GPU and CPU basics

CUDA, which stands for Compute Unified Device Architecture, is a parallel computing platform and programming model developed by NVIDIA. It allows developers to use NVIDIA GPUs (Graphics Processing Units) for general-purpose parallel computing. CUDA enables efficient parallel processing for a wide range of applications beyond traditional graphics rendering, such as scientific simulations, deep learning, and numerical computations.

There are two reasons to use GPU over CPU:

Very High computational throughput; computational throughput = Number of cores . clock speed . number of Instructions per cycle
High memeory bandwidth/throughput; Memory bandwidth = (memory bus width in bits. Memory clock speed )

There are many Architectures to use, each with different compute capability.

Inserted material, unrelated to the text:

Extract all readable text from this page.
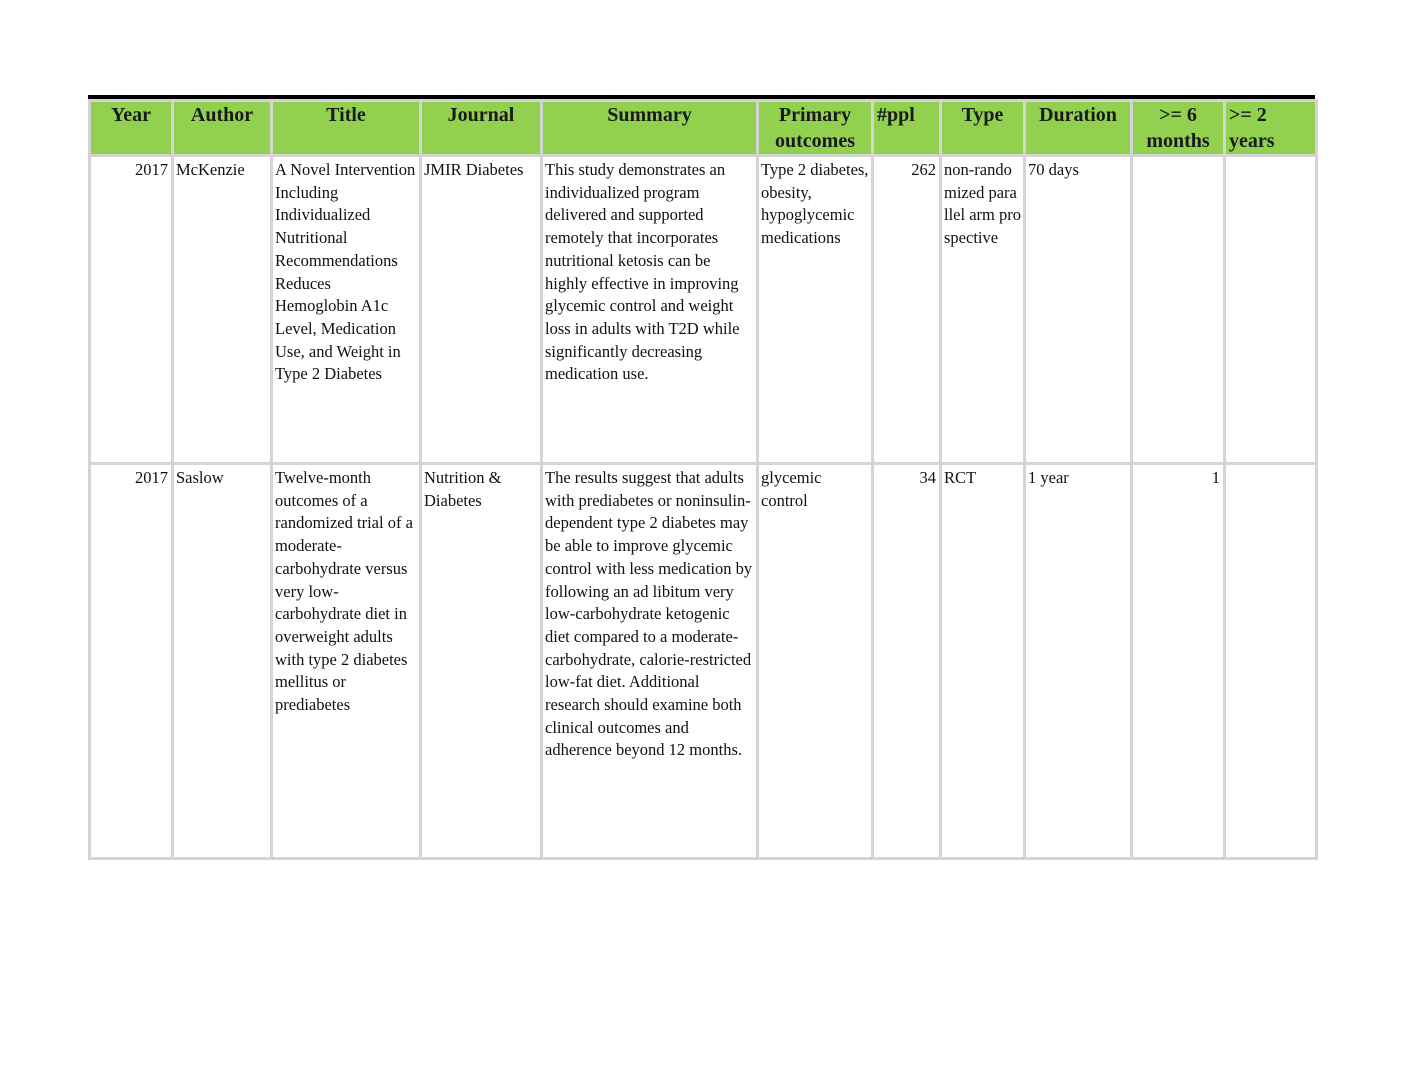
Year	Author	Title	Journal	Summary	Primary outcomes	#ppl	Type	Duration	>= 6 months	>= 2 years
2017	McKenzie	A Novel Intervention Including Individualized Nutritional Recommendations Reduces Hemoglobin A1c Level, Medication Use, and Weight in Type 2 Diabetes	JMIR Diabetes	This study demonstrates an individualized program delivered and supported remotely that incorporates nutritional ketosis can be highly effective in improving glycemic control and weight loss in adults with T2D while significantly decreasing medication use.	Type 2 diabetes, obesity, hypoglycemic medications	262	non-randomized parallel arm prospective	70 days		
2017	Saslow	Twelve-month outcomes of a randomized trial of a moderate-carbohydrate versus very low-carbohydrate diet in overweight adults with type 2 diabetes mellitus or prediabetes	Nutrition & Diabetes	The results suggest that adults with prediabetes or noninsulin-dependent type 2 diabetes may be able to improve glycemic control with less medication by following an ad libitum very low-carbohydrate ketogenic diet compared to a moderate-carbohydrate, calorie-restricted low-fat diet. Additional research should examine both clinical outcomes and adherence beyond 12 months.	glycemic control	34	RCT	1 year	1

Architecture	Compute Capability
Tesla	1.x
Fermi	2.x
Kepler	3.x
Maxwell	5.x
Pascal	6.x
Volta	7.x
Turing	7.5
Ampere	8.x

Compute Capability is a numerical value assigned to each NVIDIA GPU architecture, and it represents the level of features and capabilities supported by that architecture. It is an important parameter for developers, especially when writing CUDA (Compute Unified Device Architecture) code for GPU programming. Each compute capability introduces new features, instructions, and improvements over previous versions.

Some key aspects related to Compute Capability include:

Compute Capability is represented in the form of major and minor version numbers (e.g., 6.1 for Pascal, 7.0 for Volta).

Higher compute capability generally implies support for newer features, instructions, and optimizations.

Some CUDA Toolkit versions may be designed to support specific compute capabilities. It's important for developers to ensure compatibility between their code and the targeted GPU architecture.

Newer compute capabilities often bring improvements in performance and energy efficiency, allowing developers to take advantage of advanced features and optimizations.

In more recent architectures like Volta, Turing, and Ampere, special hardware units called Tensor Cores were introduced to accelerate deep learning tasks.

We use 10 nodes of GPU.
The NVIDIA Tesla P100 is a high-performance GPU designed for data center and high-performance computing (HPC) applications. The Tesla P100 PCIe variant has a compute capability of 6.0. The compute capability is a numerical representation that indicates the features and capabilities supported by the GPU architecture.

For the Tesla P100 PCIe 16GB:

Compute Capability: 6.0
The compute capability is represented in the form of major and minor version numbers, where the major version indicates significant architectural changes and the minor version represents incremental improvements within that architecture.

Here's a breakdown of the compute capability version 6.0:

Major Version (6.x): Indicates the Pascal architecture.
Minor Version (6.0): Specific incremental improvements and features within the Pascal architecture.
Developers often use compute capability information when programming GPUs using frameworks like CUDA (Compute Unified Device Architecture). The compute capability helps ensure compatibility and optimization of code for specific GPU architectures.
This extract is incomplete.